2. “If prices are set uniformly by a chain, however, it will tend to reduce the apparent size of trade costs. In the extreme, if prices are set by one firm, then we will apparently have no trade costs whatsoever!” Yes, and that sets an upper bound on arbitrage for any aspiring middlemen at ≤0. If you factor in the consideration that the existence of middle men removes price certainty from the mind of the consumer, it’s a small fee to prevent buyer hesitation.
3. “Because all firms set prices based upon the average demand, and the effect on average demand is 0 owing to it being divided by infinity, we would believe that prices are perfectly inflexible and that monetary policy would be much more stimulative than it actually is.. Second, we cannot infer national level responses from local responses to shocks.”
Tempting to play the real analysis game here but I think it’s more useful to focus in on a) considering any national stimulus impacts a ‘region’ of such stores, you have to take the integral over the continuum range defined by the range of stores, yielding a finite, >0 elasticity effect raising prices & b) what you allude to in the closing advantages of whole chains relying on a single price point per good acts like a dampening/insurance effect. I’m mentally thinking of it as a collection of similar assets sharing the same liquidity pool as the spreads between any two of them are fixed. The end result is that vicissitudes, which can hit the store more existentially than consumers (who can shop elsewhere) effectively have their risk of going out of business due to tiny PNL moves vis a vis the correct price hurting them ->0. As the market is infinitely thick, it takes infinitely much to move a price. This would be something macro scale, effecting a region/continuum of nonzero measure like tariffs or taxes or sudden macro demand destruction. This isn’t rigorous but the intuition maps out.
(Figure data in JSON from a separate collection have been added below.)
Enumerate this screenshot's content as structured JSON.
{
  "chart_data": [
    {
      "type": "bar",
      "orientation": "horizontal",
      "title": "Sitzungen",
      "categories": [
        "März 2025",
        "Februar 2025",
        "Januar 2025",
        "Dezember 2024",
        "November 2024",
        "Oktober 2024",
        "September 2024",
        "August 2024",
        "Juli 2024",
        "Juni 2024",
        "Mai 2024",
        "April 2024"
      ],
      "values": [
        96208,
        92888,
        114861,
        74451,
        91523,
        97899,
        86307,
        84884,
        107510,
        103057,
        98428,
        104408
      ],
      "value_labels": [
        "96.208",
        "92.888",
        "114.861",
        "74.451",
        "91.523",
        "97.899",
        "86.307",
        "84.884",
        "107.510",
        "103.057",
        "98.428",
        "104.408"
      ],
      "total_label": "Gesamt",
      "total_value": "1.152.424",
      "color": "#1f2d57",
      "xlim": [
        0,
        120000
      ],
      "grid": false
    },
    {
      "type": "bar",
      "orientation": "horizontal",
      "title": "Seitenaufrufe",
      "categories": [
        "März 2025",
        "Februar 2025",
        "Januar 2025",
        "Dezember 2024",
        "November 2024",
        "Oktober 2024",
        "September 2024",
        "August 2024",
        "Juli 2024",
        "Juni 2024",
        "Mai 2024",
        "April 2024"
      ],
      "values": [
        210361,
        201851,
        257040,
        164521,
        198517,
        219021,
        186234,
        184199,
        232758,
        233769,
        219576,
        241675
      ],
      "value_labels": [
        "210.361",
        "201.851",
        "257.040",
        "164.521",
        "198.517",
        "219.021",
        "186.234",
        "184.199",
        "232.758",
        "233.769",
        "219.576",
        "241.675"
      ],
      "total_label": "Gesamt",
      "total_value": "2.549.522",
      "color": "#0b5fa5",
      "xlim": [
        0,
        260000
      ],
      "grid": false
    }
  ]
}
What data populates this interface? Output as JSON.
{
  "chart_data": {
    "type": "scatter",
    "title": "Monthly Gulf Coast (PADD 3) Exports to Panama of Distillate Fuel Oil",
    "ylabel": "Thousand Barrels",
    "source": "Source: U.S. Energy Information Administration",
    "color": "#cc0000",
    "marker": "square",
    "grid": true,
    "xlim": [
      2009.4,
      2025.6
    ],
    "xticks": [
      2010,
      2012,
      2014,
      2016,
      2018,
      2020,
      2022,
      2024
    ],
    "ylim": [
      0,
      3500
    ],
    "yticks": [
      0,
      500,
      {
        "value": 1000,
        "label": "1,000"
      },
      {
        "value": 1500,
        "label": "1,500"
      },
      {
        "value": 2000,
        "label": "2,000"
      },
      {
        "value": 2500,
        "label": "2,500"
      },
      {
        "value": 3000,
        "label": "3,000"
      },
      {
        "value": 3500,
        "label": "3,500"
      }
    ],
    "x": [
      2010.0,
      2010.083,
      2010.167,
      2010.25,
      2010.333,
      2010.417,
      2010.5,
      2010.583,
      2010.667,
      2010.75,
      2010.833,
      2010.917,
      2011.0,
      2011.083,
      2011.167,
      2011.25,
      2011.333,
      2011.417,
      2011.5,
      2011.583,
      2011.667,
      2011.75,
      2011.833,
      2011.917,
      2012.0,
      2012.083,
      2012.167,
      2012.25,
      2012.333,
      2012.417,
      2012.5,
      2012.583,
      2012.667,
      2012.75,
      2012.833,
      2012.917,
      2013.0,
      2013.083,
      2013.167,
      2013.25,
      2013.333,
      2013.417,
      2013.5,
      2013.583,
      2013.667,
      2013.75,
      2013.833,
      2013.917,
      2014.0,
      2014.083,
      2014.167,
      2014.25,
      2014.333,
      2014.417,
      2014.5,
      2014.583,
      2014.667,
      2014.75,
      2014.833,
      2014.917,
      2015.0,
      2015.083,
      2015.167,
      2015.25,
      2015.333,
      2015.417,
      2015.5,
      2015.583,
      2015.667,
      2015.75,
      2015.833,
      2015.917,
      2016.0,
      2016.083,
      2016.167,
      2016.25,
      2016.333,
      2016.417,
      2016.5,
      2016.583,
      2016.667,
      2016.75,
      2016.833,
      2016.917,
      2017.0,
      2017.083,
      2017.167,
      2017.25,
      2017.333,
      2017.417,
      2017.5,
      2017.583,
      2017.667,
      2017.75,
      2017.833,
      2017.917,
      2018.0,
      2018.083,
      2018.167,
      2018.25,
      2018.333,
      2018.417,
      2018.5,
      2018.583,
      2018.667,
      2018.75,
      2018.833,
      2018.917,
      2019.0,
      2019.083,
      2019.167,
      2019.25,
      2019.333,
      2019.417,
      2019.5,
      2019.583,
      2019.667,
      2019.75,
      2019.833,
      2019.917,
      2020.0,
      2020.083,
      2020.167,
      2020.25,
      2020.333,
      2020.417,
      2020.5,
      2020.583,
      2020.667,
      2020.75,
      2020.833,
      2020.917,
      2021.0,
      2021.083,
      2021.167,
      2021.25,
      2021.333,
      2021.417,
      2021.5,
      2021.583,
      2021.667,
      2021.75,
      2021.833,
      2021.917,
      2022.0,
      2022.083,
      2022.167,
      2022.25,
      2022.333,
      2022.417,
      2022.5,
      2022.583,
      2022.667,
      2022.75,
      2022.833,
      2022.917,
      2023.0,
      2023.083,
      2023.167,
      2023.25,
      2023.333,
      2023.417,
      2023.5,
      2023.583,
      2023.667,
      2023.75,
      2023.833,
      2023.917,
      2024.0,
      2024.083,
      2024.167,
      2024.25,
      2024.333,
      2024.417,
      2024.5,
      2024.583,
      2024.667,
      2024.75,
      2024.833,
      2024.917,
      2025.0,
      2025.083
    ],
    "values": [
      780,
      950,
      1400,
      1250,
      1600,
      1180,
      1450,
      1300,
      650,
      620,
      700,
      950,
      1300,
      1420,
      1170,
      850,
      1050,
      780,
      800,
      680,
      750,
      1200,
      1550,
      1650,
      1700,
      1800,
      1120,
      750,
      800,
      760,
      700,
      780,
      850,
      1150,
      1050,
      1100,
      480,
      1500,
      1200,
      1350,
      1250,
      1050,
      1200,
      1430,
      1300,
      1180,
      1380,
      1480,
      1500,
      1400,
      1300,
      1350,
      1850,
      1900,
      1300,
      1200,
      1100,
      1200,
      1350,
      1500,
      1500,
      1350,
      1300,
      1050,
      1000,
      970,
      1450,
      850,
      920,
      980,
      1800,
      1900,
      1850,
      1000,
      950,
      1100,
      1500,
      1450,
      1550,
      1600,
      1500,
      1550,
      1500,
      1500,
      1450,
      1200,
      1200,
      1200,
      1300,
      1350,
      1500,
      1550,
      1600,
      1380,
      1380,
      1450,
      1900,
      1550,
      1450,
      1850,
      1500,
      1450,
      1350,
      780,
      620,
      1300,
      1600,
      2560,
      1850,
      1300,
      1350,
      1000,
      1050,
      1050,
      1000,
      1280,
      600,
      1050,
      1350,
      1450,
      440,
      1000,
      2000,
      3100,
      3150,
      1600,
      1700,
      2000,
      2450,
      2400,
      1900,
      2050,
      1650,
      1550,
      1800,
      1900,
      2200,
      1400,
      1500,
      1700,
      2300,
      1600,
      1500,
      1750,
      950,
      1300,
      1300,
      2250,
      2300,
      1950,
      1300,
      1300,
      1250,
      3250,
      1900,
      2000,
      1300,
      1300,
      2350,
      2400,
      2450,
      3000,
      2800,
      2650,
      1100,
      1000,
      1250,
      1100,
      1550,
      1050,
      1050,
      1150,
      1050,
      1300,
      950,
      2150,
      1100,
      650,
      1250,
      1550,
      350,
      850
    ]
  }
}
Appreciate your thoughts on any/all of these. Will be deleting this comment after a while because I think I made it obvious what I do, what my background/approach is, and that I’m not formally trained in economics. Genuinely enjoying reading your posts.
"The median chain could raise its annual profits by $16.1 million a year – or 1.3% – by switching to the optimal varied pricing strategy. This naturally increases inequality considerably"
what's the channel by which inequality increases? wouldnt charging higher prices to higher income customers reduce inequality (as a first order effect)?